Wednesday, June 21, 2006
Court of Appeal Upholds $12 Million in Fines Against Cingular Wireless
By a MetNews Staff Writer
The Court of Appeal yesterday upheld the Public Utilities Commission’s imposition of more than $12 million in fines against what is now Cingular Wireless for engaging in unjust and unreasonable pricing practices from 2000 through 2002.
During that period, Cingular agents gave inaccurate and misleading information to prospective customers regarding service coverage, provided no grace period for customers to try out the service, and charged customers an early termination fee to terminate a contract early, the commission found.
The Fourth District panel held that the fines did not violate Cingular’s due process rights, were not in excess of the commission’s jurisdiction, and were preempted by federal telecommunications laws.
Justice Richard D. Fybel, writing for Div. Three, wrote:
“[W]hile it is undisputed that all wireless providers suffer some system failures and cannot guarantee coverage at all times in all locations, the record shows Cingular’s California region was the only major wireless provider in the California market and the only Cingular region to impose an ETF without a grace period.”
Customers on a one- or two-year service contract were required to pay a $150 early termination fee, and in some cases, had to pay Cingular agents an additional fee of up to $400, the PUC found.
Cingular argued that the fines violated its due process rights because the statutes and commission order upon which they were based, and which require that Cingular provide “adequate, efficient, just, and reasonable service” to its customers, are too vague for Cingular to have known its actions violated them.
Fybel disagreed, saying:
“Even in the absence of a specific statute, rule, or order barring the imposition of an ETF without a grace period, or barring the specific nondisclosures identified by the Commission in this case, Cingular can be charged with knowing its actions violated . . . [the] requirement that it provide ‘adequate, efficient, just, and reasonable service’ to its customers.”
Fybel said that the marketplace also told Cingular its services were not just and reasonable.
“The record . . . is replete with complaints from Cingular’s customers, including complaints specific to the failure of Cingular’s service to perform as promised.

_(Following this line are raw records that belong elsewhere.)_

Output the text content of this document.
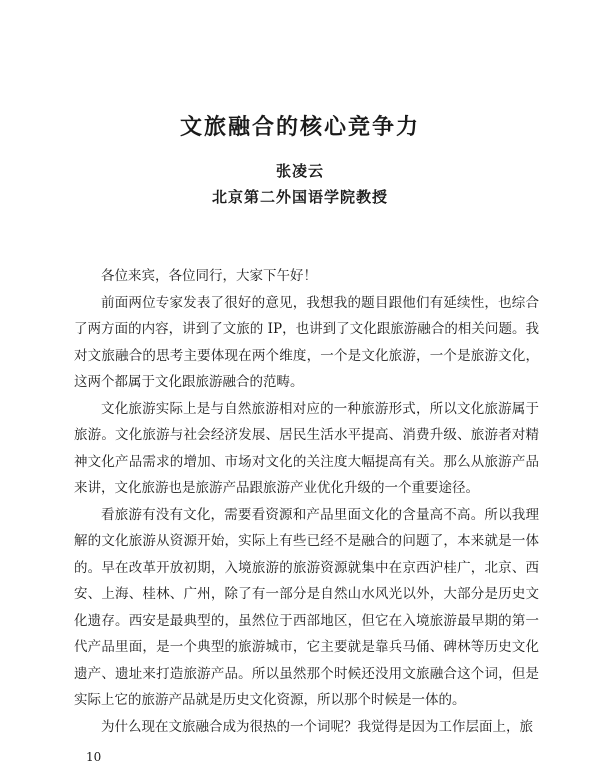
文旅融合的核心竞争力
张凌云
北京第二外国语学院教授

各位来宾，各位同行，大家下午好！

前面两位专家发表了很好的意见，我想我的题目跟他们有延续性，也综合了两方面的内容，讲到了文旅的 IP，也讲到了文化跟旅游融合的相关问题。我对文旅融合的思考主要体现在两个维度，一个是文化旅游，一个是旅游文化，这两个都属于文化跟旅游融合的范畴。

文化旅游实际上是与自然旅游相对应的一种旅游形式，所以文化旅游属于旅游。文化旅游与社会经济发展、居民生活水平提高、消费升级、旅游者对精神文化产品需求的增加、市场对文化的关注度大幅提高有关。那么从旅游产品来讲，文化旅游也是旅游产品跟旅游产业优化升级的一个重要途径。

看旅游有没有文化，需要看资源和产品里面文化的含量高不高。所以我理解的文化旅游从资源开始，实际上有些已经不是融合的问题了，本来就是一体的。早在改革开放初期，入境旅游的旅游资源就集中在京西沪桂广，北京、西安、上海、桂林、广州，除了有一部分是自然山水风光以外，大部分是历史文化遗存。西安是最典型的，虽然位于西部地区，但它在入境旅游最早期的第一代产品里面，是一个典型的旅游城市，它主要就是靠兵马俑、碑林等历史文化遗产、遗址来打造旅游产品。所以虽然那个时候还没用文旅融合这个词，但是实际上它的旅游产品就是历史文化资源，所以那个时候是一体的。

为什么现在文旅融合成为很热的一个词呢？我觉得是因为工作层面上，旅

10
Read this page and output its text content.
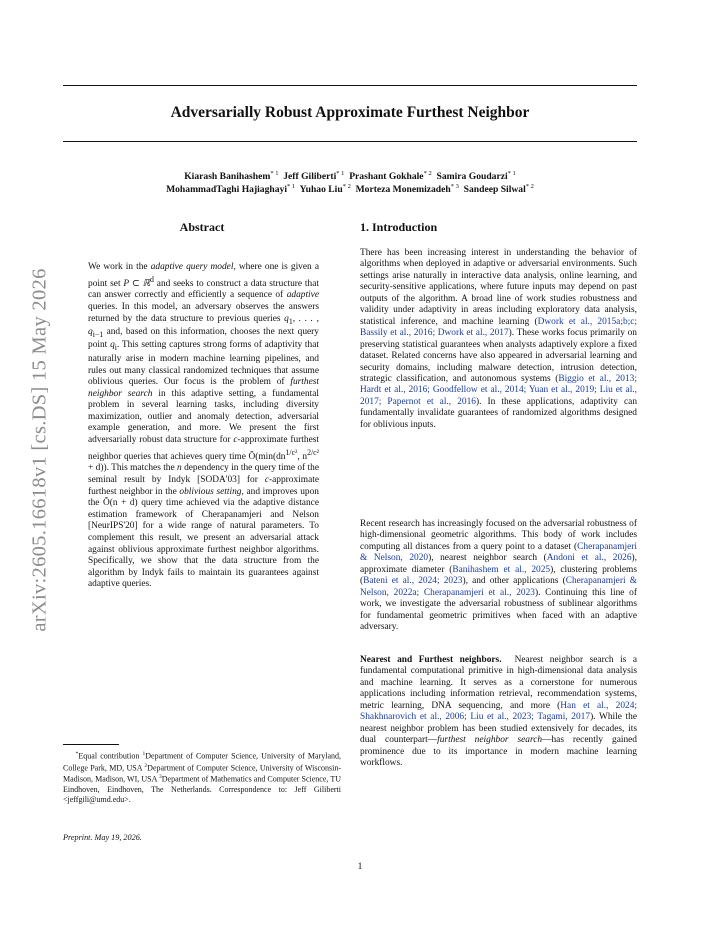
Adversarially Robust Approximate Furthest Neighbor
Kiarash Banihashem$^{* 1}$ Jeff Giliberti$^{* 1}$ Prashant Gokhale$^{* 2}$ Samira Goudarzi$^{* 1}$
MohammadTaghi Hajiaghayi$^{* 1}$ Yuhao Liu$^{* 2}$ Morteza Monemizadeh$^{* 3}$ Sandeep Silwal$^{* 2}$
arXiv:2605.16618v1 [cs.DS] 15 May 2026
Abstract

We work in the adaptive query model, where one is given a point set P ⊂ ℝ$^d$ and seeks to construct a data structure that can answer correctly and efficiently a sequence of adaptive queries. In this model, an adversary observes the answers returned by the data structure to previous queries $q_1$, . . . , $q_{i-1}$ and, based on this information, chooses the next query point $q_i$. This setting captures strong forms of adaptivity that naturally arise in modern machine learning pipelines, and rules out many classical randomized techniques that assume oblivious queries. Our focus is the problem of furthest neighbor search in this adaptive setting, a fundamental problem in several learning tasks, including diversity maximization, outlier and anomaly detection, adversarial example generation, and more. We present the first adversarially robust data structure for c-approximate furthest neighbor queries that achieves query time $Õ(\min(dn^{1/c^2}$, $n^{2/c^2} + d$)). This matches the n dependency in the query time of the seminal result by Indyk [SODA'03] for c-approximate furthest neighbor in the oblivious setting, and improves upon the Õ(n + d) query time achieved via the adaptive distance estimation framework of Cherapanamjeri and Nelson [NeurIPS'20] for a wide range of natural parameters. To complement this result, we present an adversarial attack against oblivious approximate furthest neighbor algorithms. Specifically, we show that the data structure from the algorithm by Indyk fails to maintain its guarantees against adaptive queries.

1. Introduction

There has been increasing interest in understanding the behavior of algorithms when deployed in adaptive or adversarial environments. Such settings arise naturally in interactive data analysis, online learning, and security-sensitive applications, where future inputs may depend on past outputs of the algorithm. A broad line of work studies robustness and validity under adaptivity in areas including exploratory data analysis, statistical inference, and machine learning (Dwork et al., 2015a;b;c; Bassily et al., 2016; Dwork et al., 2017). These works focus primarily on preserving statistical guarantees when analysts adaptively explore a fixed dataset. Related concerns have also appeared in adversarial learning and security domains, including malware detection, intrusion detection, strategic classification, and autonomous systems (Biggio et al., 2013; Hardt et al., 2016; Goodfellow et al., 2014; Yuan et al., 2019; Liu et al., 2017; Papernot et al., 2016). In these applications, adaptivity can fundamentally invalidate guarantees of randomized algorithms designed for oblivious inputs.

Recent research has increasingly focused on the adversarial robustness of high-dimensional geometric algorithms. This body of work includes computing all distances from a query point to a dataset (Cherapanamjeri & Nelson, 2020), nearest neighbor search (Andoni et al., 2026), approximate diameter (Banihashem et al., 2025), clustering problems (Bateni et al., 2024; 2023), and other applications (Cherapanamjeri & Nelson, 2022a; Cherapanamjeri et al., 2023). Continuing this line of work, we investigate the adversarial robustness of sublinear algorithms for fundamental geometric primitives when faced with an adaptive adversary.

Nearest and Furthest neighbors. Nearest neighbor search is a fundamental computational primitive in high-dimensional data analysis and machine learning. It serves as a cornerstone for numerous applications including information retrieval, recommendation systems, metric learning, DNA sequencing, and more (Han et al., 2024; Shakhnarovich et al., 2006; Liu et al., 2023; Tagami, 2017). While the nearest neighbor problem has been studied extensively for decades, its dual counterpart—furthest neighbor search—has recently gained prominence due to its importance in modern machine learning workflows.

*Equal contribution $^1$Department of Computer Science, University of Maryland, College Park, MD, USA $^2$Department of Computer Science, University of Wisconsin-Madison, Madison, WI, USA $^3$Department of Mathematics and Computer Science, TU Eindhoven, Eindhoven, The Netherlands. Correspondence to: Jeff Giliberti <jeffgili@umd.edu>.

Preprint. May 19, 2026.

1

Indeed, the record shows the purpose of the imposition of the ETF was to prevent ‘churn’—having customers cancel their service and obtain service from a competitor,” he said.
Fybel noted that while some “churn” was due to better deals offered by competitors, “some churn was due to the failure of Cingular’s wireless service to perform as promised.”
In rejecting Cingular’s preemption argument, the justice said that federal law bars states from regulating rates or market entry, but not customer service.
“We conclude the imposition of fines and the requirement that Cingular refund early termination fees paid by its customers were neither regulation of rates nor regulation of market entry. The principal purposes of the penalties imposed by the Commission were to compensate Cingular’s customers and to prevent further misrepresentations by Cingular.”
The court also rejected Cingular’s arguments that the commission lacks jurisdiction to directly impose penalties, and must file a superior court action to have penalties imposed, and that the order that Cingular repay early termination fees paid by customers from Jan.1, 2000 through April 30, 2002, was overbroad.
In May 2002, Cingular changed its termination fee provision to add a 15-day grace period. In December 2004, it extended the grace period to 30 days, pursuant to an order of the commission.
Justices William W. Bedsworth and Richard M. Aronson concurred in the decision.
The case is Pacific Bell Wireless, LLC v. Public Utilities Commission (Utility Consumers’ Action Network), 06 S.O.S. 3106.